Bei einer auffälligen Gruppe von Männern sind die blauen Erkennungsmerkmale in Streifenform an den Kopfbedeckungen zu sehen: Zu elft sind sie aus den böhmischen Ortschaften Milevsko und Hrejkovice nach München gekommen, erzählt einer bei der Zigarettenpause vor der Halle. Außer an den einheitlichen Hornmützen ist die Gruppe an ihren roten Hemden zu erkennen, auf denen jeder seinen Spitznamen und eine Nummer aufgedruckt hat. Über der 5 steht beispielsweise "Martak", über der 9 "Tomek", das sind die Kurzformen von Martin und Tomas. Der Mann mit der Nummer 12 hat "Pupek" auf dem Rücken stehen, was sich mit Bauch oder Wanst treffend übersetzen lässt, denn auf seiner Vorderseite trägt er ein größeres Polster mit sich. "Alles super", findet der Mann mit der Nummer 5 und reckt den Daumen anerkennend in die Höhe.

Er hat sich mit seinen Freunden schon die erste Partie des Tages angeschaut, Portugal gegen Griechenland, für gewöhnlich kein allzu zugkräftiges Duell in der Handball-Szene. Aber schon da war die Arena zu zwei Dritteln gefüllt. Und später, beim Spiel der tschechischen Mannschaft gegen Weltmeister Dänemark, ist die Kapazitätsgrenze von offiziell 12 128 Zuschauern dann fast ausgeschöpft. Bis zum Dienstag, also permanent bis zum Ende der Vorrunde, bleibe er mit seiner Gruppe in München, erzählt "Pupek", der Mann mit dem Bauch.

Die Gegner aus Tschechien steuerten gemäß ihrer Landesflagge einen blauen Farbtupfer bei. (Foto: Heike Feiner/IMAGO)

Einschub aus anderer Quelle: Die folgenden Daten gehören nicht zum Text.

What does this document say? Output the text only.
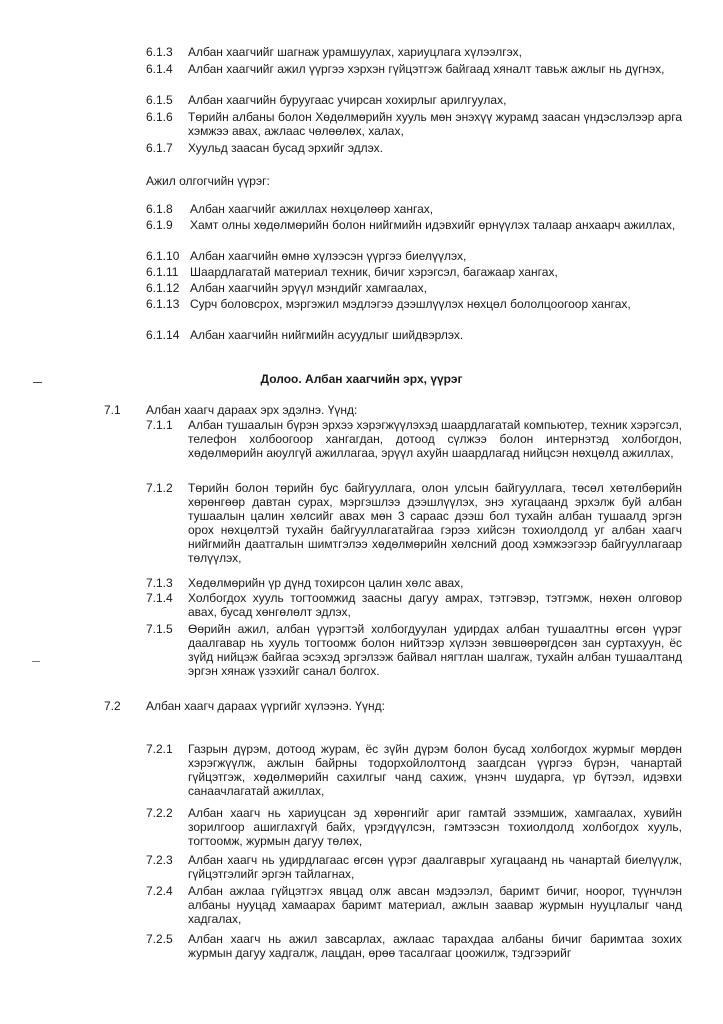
6.1.3	Албан хаагчийг шагнаж урамшуулах, хариуцлага хүлээлгэх,
6.1.4	Албан хаагчийг ажил үүргээ хэрхэн гүйцэтгэж байгаад хяналт тавьж ажлыг нь дүгнэх,
6.1.5	Албан хаагчийн буруугаас учирсан хохирлыг арилгуулах,
6.1.6	Төрийн албаны болон Хөдөлмөрийн хууль мөн энэхүү журамд заасан үндэслэлээр арга хэмжээ авах, ажлаас чөлөөлөх, халах,
6.1.7	Хуульд заасан бусад эрхийг эдлэх.
Ажил олгогчийн үүрэг:
6.1.8	Албан хаагчийг ажиллах нөхцөлөөр хангах,
6.1.9	Хамт олны хөдөлмөрийн болон нийгмийн идэвхийг өрнүүлэх талаар анхаарч ажиллах,
6.1.10 Албан хаагчийн өмнө хүлээсэн үүргээ биелүүлэх,
6.1.11 Шаардлагатай материал техник, бичиг хэрэгсэл, багажаар хангах,
6.1.12 Албан хаагчийн эрүүл мэндийг хамгаалах,
6.1.13 Сурч боловсрох, мэргэжил мэдлэгээ дээшлүүлэх нөхцөл бололцоогоор хангах,
6.1.14 Албан хаагчийн нийгмийн асуудлыг шийдвэрлэх.
Долоо. Албан хаагчийн эрх, үүрэг
7.1	Албан хаагч дараах эрх эдэлнэ. Үүнд:
7.1.1	Албан тушаалын бүрэн эрхээ хэрэгжүүлэхэд шаардлагатай компьютер, техник хэрэгсэл, телефон холбоогоор хангагдан, дотоод сүлжээ болон интернэтэд холбогдон, хөдөлмөрийн аюулгүй ажиллагаа, эрүүл ахуйн шаардлагад нийцсэн нөхцөлд ажиллах,
7.1.2	Төрийн болон төрийн бус байгууллага, олон улсын байгууллага, төсөл хөтөлбөрийн хөрөнгөөр давтан сурах, мэргэшлээ дээшлүүлэх, энэ хугацаанд эрхэлж буй албан тушаалын цалин хөлсийг авах мөн 3 сараас дээш бол тухайн албан тушаалд эргэн орох нөхцөлтэй тухайн байгууллагатайгаа гэрээ хийсэн тохиолдолд уг албан хаагч нийгмийн даатгалын шимтгэлээ хөдөлмөрийн хөлсний доод хэмжээгээр байгууллагаар төлүүлэх,
7.1.3	Хөдөлмөрийн үр дүнд тохирсон цалин хөлс авах,
7.1.4	Холбогдох хууль тогтоомжид заасны дагуу амрах, тэтгэвэр, тэтгэмж, нөхөн олговор авах, бусад хөнгөлөлт эдлэх,
7.1.5	Өөрийн ажил, албан үүрэгтэй холбогдуулан удирдах албан тушаалтны өгсөн үүрэг даалгавар нь хууль тогтоомж болон нийтээр хүлээн зөвшөөрөгдсөн зан суртахуун, ёс зүйд нийцэж байгаа эсэхэд эргэлзэж байвал нягтлан шалгаж, тухайн албан тушаалтанд эргэн хянаж үзэхийг санал болгох.
7.2	Албан хаагч дараах үүргийг хүлээнэ. Үүнд:
7.2.1	Газрын дүрэм, дотоод журам, ёс зүйн дүрэм болон бусад холбогдох журмыг мөрдөн хэрэгжүүлж, ажлын байрны тодорхойлолтонд заагдсан үүргээ бүрэн, чанартай гүйцэтгэж, хөдөлмөрийн сахилгыг чанд сахиж, үнэнч шударга, үр бүтээл, идэвхи санаачлагатай ажиллах,
7.2.2	Албан хаагч нь хариуцсан эд хөрөнгийг ариг гамтай эзэмшиж, хамгаалах, хувийн зорилгоор ашиглахгүй байх, үрэгдүүлсэн, гэмтээсэн тохиолдолд холбогдох хууль, тогтоомж, журмын дагуу төлөх,
7.2.3	Албан хаагч нь удирдлагаас өгсөн үүрэг даалгаврыг хугацаанд нь чанартай биелүүлж, гүйцэтгэлийг эргэн тайлагнах,
7.2.4	Албан ажлаа гүйцэтгэх явцад олж авсан мэдээлэл, баримт бичиг, ноорог, түүнчлэн албаны нууцад хамаарах баримт материал, ажлын заавар журмын нууцлалыг чанд хадгалах,
7.2.5	Албан хаагч нь ажил завсарлах, ажлаас тарахдаа албаны бичиг баримтаа зохих журмын дагуу хадгалж, лацдан, өрөө тасалгааг цоожилж, тэдгээрийг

Pupek und Co. probieren schon in der Olympiahalle das eine oder andere lokale Getränk, in der Arena ist ja ein "Bayern Stadl" mit Bierbänken aufgebaut. Die elf Freunde aus Tschechien haben sich um eine private Unterkunft gekümmert, an ihnen wird die Münchner Tourismus-Branche also nicht so sehr viel verdienen, genauso wenig wie an dem Dänen Michael und seinem Kumpel, die aus einem kleinen Ort in der Nähe der Hauptstadt Kopenhagen angereist sind.

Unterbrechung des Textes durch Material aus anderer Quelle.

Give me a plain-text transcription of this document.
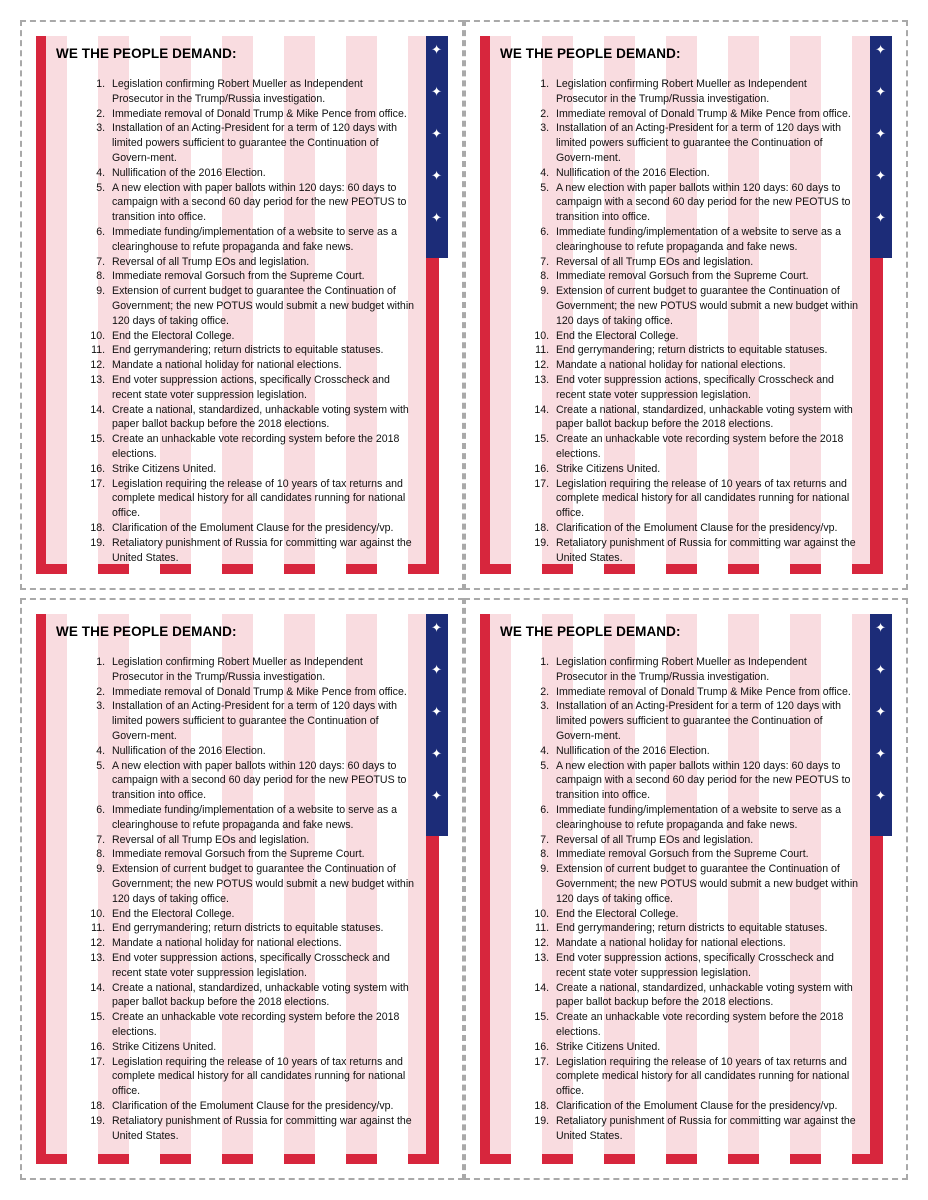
✦
✦
✦
✦
✦
WE THE PEOPLE DEMAND:
1. Legislation confirming Robert Mueller as Independent Prosecutor in the Trump/Russia investigation.
2. Immediate removal of Donald Trump & Mike Pence from office.
3. Installation of an Acting-President for a term of 120 days with limited powers sufficient to guarantee the Continuation of Govern-ment.
4. Nullification of the 2016 Election.
5. A new election with paper ballots within 120 days: 60 days to campaign with a second 60 day period for the new PEOTUS to transition into office.
6. Immediate funding/implementation of a website to serve as a clearinghouse to refute propaganda and fake news.
7. Reversal of all Trump EOs and legislation.
8. Immediate removal Gorsuch from the Supreme Court.
9. Extension of current budget to guarantee the Continuation of Government; the new POTUS would submit a new budget within 120 days of taking office.
10. End the Electoral College.
11. End gerrymandering; return districts to equitable statuses.
12. Mandate a national holiday for national elections.
13. End voter suppression actions, specifically Crosscheck and recent state voter suppression legislation.
14. Create a national, standardized, unhackable voting system with paper ballot backup before the 2018 elections.
15. Create an unhackable vote recording system before the 2018 elections.
16. Strike Citizens United.
17. Legislation requiring the release of 10 years of tax returns and complete medical history for all candidates running for national office.
18. Clarification of the Emolument Clause for the presidency/vp.
19. Retaliatory punishment of Russia for committing war against the United States.
✦
✦
✦
✦
✦
WE THE PEOPLE DEMAND:
1. Legislation confirming Robert Mueller as Independent Prosecutor in the Trump/Russia investigation.
2. Immediate removal of Donald Trump & Mike Pence from office.
3. Installation of an Acting-President for a term of 120 days with limited powers sufficient to guarantee the Continuation of Govern-ment.
4. Nullification of the 2016 Election.
5. A new election with paper ballots within 120 days: 60 days to campaign with a second 60 day period for the new PEOTUS to transition into office.
6. Immediate funding/implementation of a website to serve as a clearinghouse to refute propaganda and fake news.
7. Reversal of all Trump EOs and legislation.
8. Immediate removal Gorsuch from the Supreme Court.
9. Extension of current budget to guarantee the Continuation of Government; the new POTUS would submit a new budget within 120 days of taking office.
10. End the Electoral College.
11. End gerrymandering; return districts to equitable statuses.
12. Mandate a national holiday for national elections.
13. End voter suppression actions, specifically Crosscheck and recent state voter suppression legislation.
14. Create a national, standardized, unhackable voting system with paper ballot backup before the 2018 elections.
15. Create an unhackable vote recording system before the 2018 elections.
16. Strike Citizens United.
17. Legislation requiring the release of 10 years of tax returns and complete medical history for all candidates running for national office.
18. Clarification of the Emolument Clause for the presidency/vp.
19. Retaliatory punishment of Russia for committing war against the United States.
✦
✦
✦
✦
✦
WE THE PEOPLE DEMAND:
1. Legislation confirming Robert Mueller as Independent Prosecutor in the Trump/Russia investigation.
2. Immediate removal of Donald Trump & Mike Pence from office.
3. Installation of an Acting-President for a term of 120 days with limited powers sufficient to guarantee the Continuation of Govern-ment.
4. Nullification of the 2016 Election.
5. A new election with paper ballots within 120 days: 60 days to campaign with a second 60 day period for the new PEOTUS to transition into office.
6. Immediate funding/implementation of a website to serve as a clearinghouse to refute propaganda and fake news.
7. Reversal of all Trump EOs and legislation.
8. Immediate removal Gorsuch from the Supreme Court.
9. Extension of current budget to guarantee the Continuation of Government; the new POTUS would submit a new budget within 120 days of taking office.
10. End the Electoral College.
11. End gerrymandering; return districts to equitable statuses.
12. Mandate a national holiday for national elections.
13. End voter suppression actions, specifically Crosscheck and recent state voter suppression legislation.
14. Create a national, standardized, unhackable voting system with paper ballot backup before the 2018 elections.
15. Create an unhackable vote recording system before the 2018 elections.
16. Strike Citizens United.
17. Legislation requiring the release of 10 years of tax returns and complete medical history for all candidates running for national office.
18. Clarification of the Emolument Clause for the presidency/vp.
19. Retaliatory punishment of Russia for committing war against the United States.
✦
✦
✦
✦
✦
WE THE PEOPLE DEMAND:
1. Legislation confirming Robert Mueller as Independent Prosecutor in the Trump/Russia investigation.
2. Immediate removal of Donald Trump & Mike Pence from office.
3. Installation of an Acting-President for a term of 120 days with limited powers sufficient to guarantee the Continuation of Govern-ment.
4. Nullification of the 2016 Election.
5. A new election with paper ballots within 120 days: 60 days to campaign with a second 60 day period for the new PEOTUS to transition into office.
6. Immediate funding/implementation of a website to serve as a clearinghouse to refute propaganda and fake news.
7. Reversal of all Trump EOs and legislation.
8. Immediate removal Gorsuch from the Supreme Court.
9. Extension of current budget to guarantee the Continuation of Government; the new POTUS would submit a new budget within 120 days of taking office.
10. End the Electoral College.
11. End gerrymandering; return districts to equitable statuses.
12. Mandate a national holiday for national elections.
13. End voter suppression actions, specifically Crosscheck and recent state voter suppression legislation.
14. Create a national, standardized, unhackable voting system with paper ballot backup before the 2018 elections.
15. Create an unhackable vote recording system before the 2018 elections.
16. Strike Citizens United.
17. Legislation requiring the release of 10 years of tax returns and complete medical history for all candidates running for national office.
18. Clarification of the Emolument Clause for the presidency/vp.
19. Retaliatory punishment of Russia for committing war against the United States.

Der 56 Jahre alte Michael sitzt ganz unten im Block der dänischen Fans, so nah am Spielfeld wie möglich. Er hat sich in einen Umhang gehüllt, welcher der dänischen Nationalflagge gleicht, Schal um die Schulter, Mütze auf dem Kopf - so feuert er seine Landsleute auf dem Spielfeld an. Seit 2012 ist er jedes Jahr bei jedem Turnier dabei, egal ob Welt- oder Europameisterschaft, erzählt Michael. Auch in diesem Jahr hat er das gesamte Turnier durchgebucht, bis zum Finale in Köln - "mit Dänemark natürlich", sagt er und lacht. Er und sein Kumpel seien nur wegen des Handballs hier. "Alles andere interessiert uns nicht", sagt er: "An den Ruhetagen, an denen Dänemark nicht spielt, bleiben wir im Hotel, wir schauen uns nichts an." Irgendwo muss man ja sparen, wenn man mehr als zwei Wochen unterwegs ist und allein für die Tickets eine Menge Geld ausgeben muss.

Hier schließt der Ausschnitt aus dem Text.